So, dividing by the total number of values directly is out. The original reason for why a normal SUM/COUNT solution was out was that SUM would overflow, but let's assume, for this question that SET-SET/SET-SIZE will underflow, or whatever.
The important part is that I cannot simply sum, I cannot simply divide by the number of total values. If I cannot do that, will my approach work, or not, and what can I do to fix it?
Let me outline the problem.
Let's assume you're going to calculate the average of the numbers 1 through 6, but you cannot (for whatever reason) do so by summing the numbers, counting the numbers, and then dividing the sum by the count. In other words, you cannot simply do (1+2+3+4+5+6)/6.

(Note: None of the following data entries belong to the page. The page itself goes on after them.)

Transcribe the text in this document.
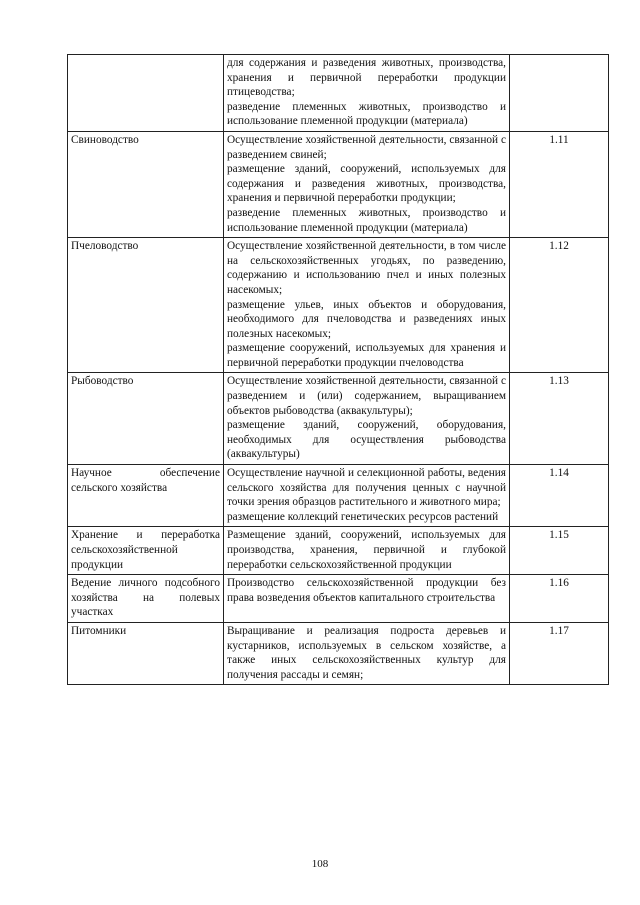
	для содержания и разведения животных, производства, хранения и первичной переработки продукции птицеводства;
разведение племенных животных, производство и использование племенной продукции (материала)	

Свиноводство	Осуществление хозяйственной деятельности, связанной с разведением свиней;
размещение зданий, сооружений, используемых для содержания и разведения животных, производства, хранения и первичной переработки продукции;
разведение племенных животных, производство и использование племенной продукции (материала)	1.11
Пчеловодство	Осуществление хозяйственной деятельности, в том числе на сельскохозяйственных угодьях, по разведению, содержанию и использованию пчел и иных полезных насекомых;
размещение ульев, иных объектов и оборудования, необходимого для пчеловодства и разведениях иных полезных насекомых;
размещение сооружений, используемых для хранения и первичной переработки продукции пчеловодства	1.12
Рыбоводство	Осуществление хозяйственной деятельности, связанной с разведением и (или) содержанием, выращиванием объектов рыбоводства (аквакультуры);
размещение зданий, сооружений, оборудования, необходимых для осуществления рыбоводства (аквакультуры)	1.13
Научное обеспечение сельского хозяйства	Осуществление научной и селекционной работы, ведения сельского хозяйства для получения ценных с научной точки зрения образцов растительного и животного мира;
размещение коллекций генетических ресурсов растений	1.14
Хранение и переработка сельскохозяйственной продукции	Размещение зданий, сооружений, используемых для производства, хранения, первичной и глубокой переработки сельскохозяйственной продукции	1.15
Ведение личного подсобного хозяйства на полевых участках	Производство сельскохозяйственной продукции без права возведения объектов капитального строительства	1.16
Питомники	Выращивание и реализация подроста деревьев и кустарников, используемых в сельском хозяйстве, а также иных сельскохозяйственных культур для получения рассады и семян;	1.17
108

In other words, SUM(1..6)/COUNT(1..6) is out. We're not considering NULL's (as in database NULL's) here.
Several of the answers to that question alluded to being able to split the numbers being averaged into sets, say 3 or 50 or 1000 numbers, then calculating some number for that, and then finally combining those values to get the final average.
My position is that this is not possible in the general case, since this will make some numbers, the ones appearing in the final set, more or less valuable than all the ones in the previous sets, unless you can split all the numbers into equally sized sets.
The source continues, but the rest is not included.